Daddy did not visit me.

Daddy was not at my high school graduation… or my college graduation… or my law school graduation. And he missed pretty much every event in between. I don’t remember any phone calls just to say I love you and every attempt at relationship ended in him either throwing me out of his house or with me feeling rejected and abandoned again.

My daddy is not an inarticulate man. He has been highly educated my entire life having obtained a master’s degree in the seventies. He obtained a PhD from the University of Michigan when I was sixteen. He has been a community activist my whole life. As a college professor and later a college dean – he has a long list of students and colleagues who call him mentor or counselor and who attribute the success in their lives to his attention and encouragement. By all accounts he is a successful black man.

I am his youngest daughter. He was not successful to me.

I am his youngest daughter… but I am no longer young. Life – and a season married to a man with similar traits – has taught me that daddy’s behavior wasn’t because he didn’t care about me or didn’t love me. In fact, they weren’t about me at all. It was because he just did not know how to show up as “daddy.” He knew how to be a community leader. He knew how to be an educator. He even knew how to be a provider. But a daddy? Not so much.

As a black man coming up in the civil rights era, being degraded was an everyday occurrence for Daddy. And because he was a dark-skinned man born to a dark-skinned man life was not giving him many breaks. Add to that the death of his mother and separation from his beloved stepfather at the age of ten (and if I’m really being honest… add to that me: a strong-willed daughter who refused to just do it his way) and the not-so-young me can see why it was easier for daddy to just not show up at all.

But daddy needed me as much as I needed him. He just didn’t know how to show up. I believe he wanted to. I believe he knew that-as the daddy-it was his job to provide for me; that it was his job to protect me. I also believe daddy knew how important he was to my realization of my own power… to my own identity and validation. I believe he knew he would be my barometer for how I would require other men to show up for me in the future. That I would look to him for my value and self-worth. We all do. We all need “daddies” to show up for us. And I believe all daddies want to show up for every relationship they value: their wives, their careers, their communities…

If daddies-whether biological or not – knew how to show up authentically for those closest to them, they would see the positive impact of the power they inherently hold and realize they are perfect just the way they were created to be.
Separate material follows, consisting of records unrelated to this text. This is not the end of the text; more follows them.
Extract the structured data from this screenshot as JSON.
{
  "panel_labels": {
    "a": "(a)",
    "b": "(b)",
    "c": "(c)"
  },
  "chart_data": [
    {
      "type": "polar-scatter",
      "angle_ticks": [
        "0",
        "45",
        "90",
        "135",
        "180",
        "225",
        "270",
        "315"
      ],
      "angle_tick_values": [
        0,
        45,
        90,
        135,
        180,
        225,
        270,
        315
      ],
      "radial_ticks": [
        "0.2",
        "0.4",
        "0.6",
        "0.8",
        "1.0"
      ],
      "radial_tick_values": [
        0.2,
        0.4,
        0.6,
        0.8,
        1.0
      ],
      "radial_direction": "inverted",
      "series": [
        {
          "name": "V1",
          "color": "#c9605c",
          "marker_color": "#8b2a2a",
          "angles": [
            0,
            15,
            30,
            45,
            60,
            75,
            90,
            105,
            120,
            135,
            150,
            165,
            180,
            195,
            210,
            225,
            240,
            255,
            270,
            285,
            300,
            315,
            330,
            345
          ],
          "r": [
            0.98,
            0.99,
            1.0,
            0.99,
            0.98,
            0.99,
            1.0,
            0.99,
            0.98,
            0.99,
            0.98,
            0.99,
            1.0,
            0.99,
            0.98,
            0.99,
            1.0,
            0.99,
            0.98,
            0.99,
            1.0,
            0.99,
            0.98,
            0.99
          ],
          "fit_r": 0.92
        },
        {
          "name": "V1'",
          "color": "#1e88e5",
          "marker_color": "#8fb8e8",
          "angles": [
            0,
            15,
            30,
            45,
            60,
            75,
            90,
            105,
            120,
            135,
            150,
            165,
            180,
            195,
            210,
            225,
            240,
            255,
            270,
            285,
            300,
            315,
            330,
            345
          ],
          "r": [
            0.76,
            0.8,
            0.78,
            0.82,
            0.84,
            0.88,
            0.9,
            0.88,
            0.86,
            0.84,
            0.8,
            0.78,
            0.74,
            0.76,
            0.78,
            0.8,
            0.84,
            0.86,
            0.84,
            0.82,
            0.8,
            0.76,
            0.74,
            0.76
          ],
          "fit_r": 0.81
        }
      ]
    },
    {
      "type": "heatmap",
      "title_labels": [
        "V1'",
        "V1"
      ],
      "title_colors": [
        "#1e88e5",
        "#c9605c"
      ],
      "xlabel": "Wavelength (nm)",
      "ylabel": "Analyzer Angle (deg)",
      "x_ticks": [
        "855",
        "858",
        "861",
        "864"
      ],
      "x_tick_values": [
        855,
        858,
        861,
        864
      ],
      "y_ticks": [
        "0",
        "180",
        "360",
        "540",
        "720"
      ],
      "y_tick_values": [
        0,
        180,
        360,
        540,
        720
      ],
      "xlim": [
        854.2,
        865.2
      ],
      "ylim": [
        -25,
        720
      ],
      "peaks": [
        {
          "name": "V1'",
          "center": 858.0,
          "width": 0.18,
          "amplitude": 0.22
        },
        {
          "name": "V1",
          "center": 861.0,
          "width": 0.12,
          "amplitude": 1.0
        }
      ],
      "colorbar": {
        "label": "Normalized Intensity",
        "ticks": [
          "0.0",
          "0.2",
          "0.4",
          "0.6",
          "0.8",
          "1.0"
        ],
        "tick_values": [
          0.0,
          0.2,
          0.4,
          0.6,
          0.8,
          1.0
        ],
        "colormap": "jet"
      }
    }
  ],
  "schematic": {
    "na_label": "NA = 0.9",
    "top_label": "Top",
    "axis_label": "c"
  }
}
They would stop sabotaging relationships-both personal and business- and instead take back the power they hold to positively impact the world around them-including the one inside their own homes.
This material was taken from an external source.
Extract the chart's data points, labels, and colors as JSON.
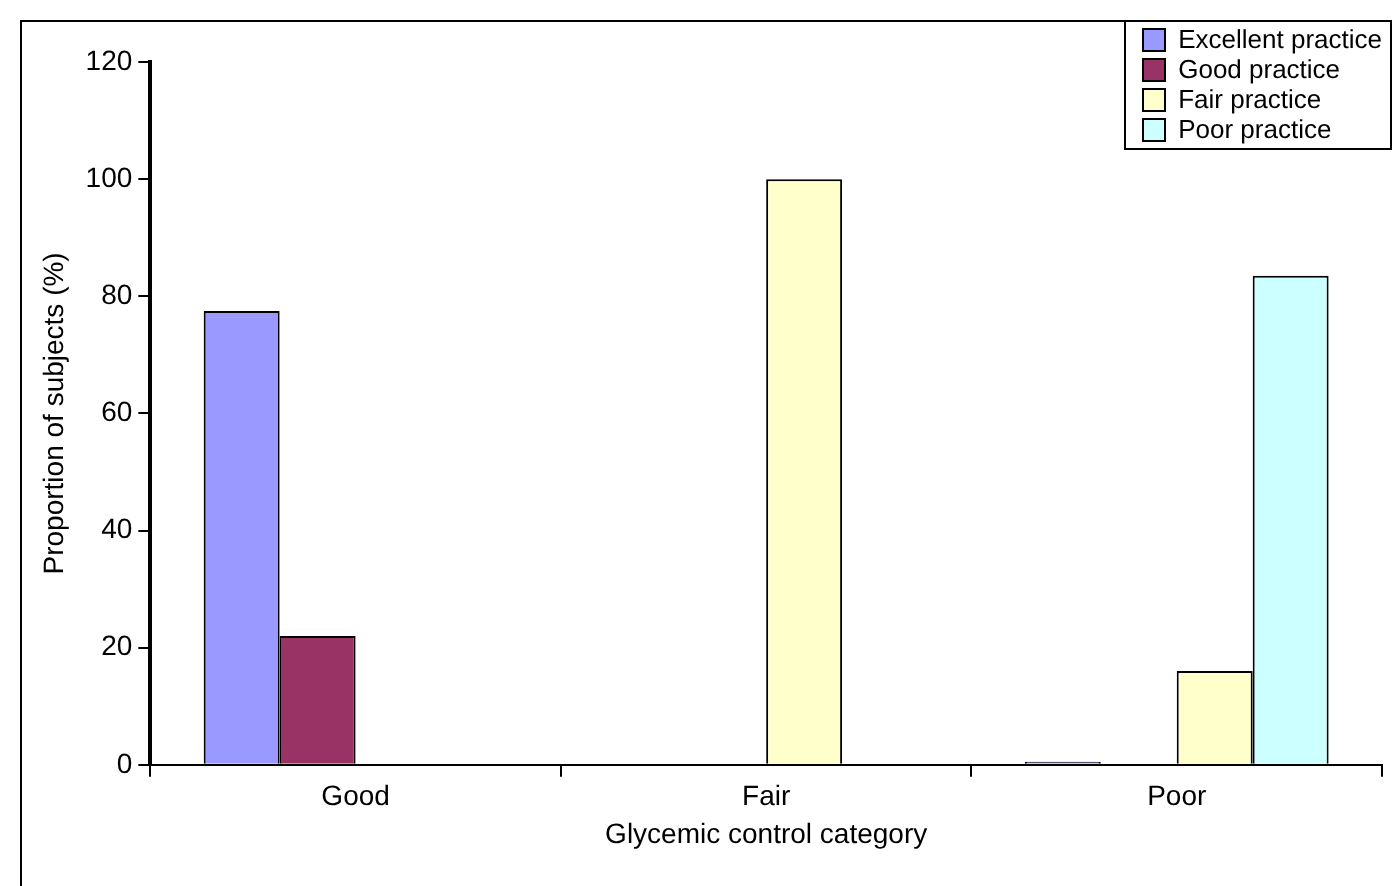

So, this letter is not to tell you that I’ve spent half my life mad at my daddy, but to tell you that I see the “daddy” in every man out there trying to show up for their family. This letter is to tell you that I know you love your children, your family, and your community. That I know you know that when you do show up, your family will be transformed… your communities will be transformed… and more importantly, YOU will be transformed… into the version of yourself we all need… and the one you always knew existed.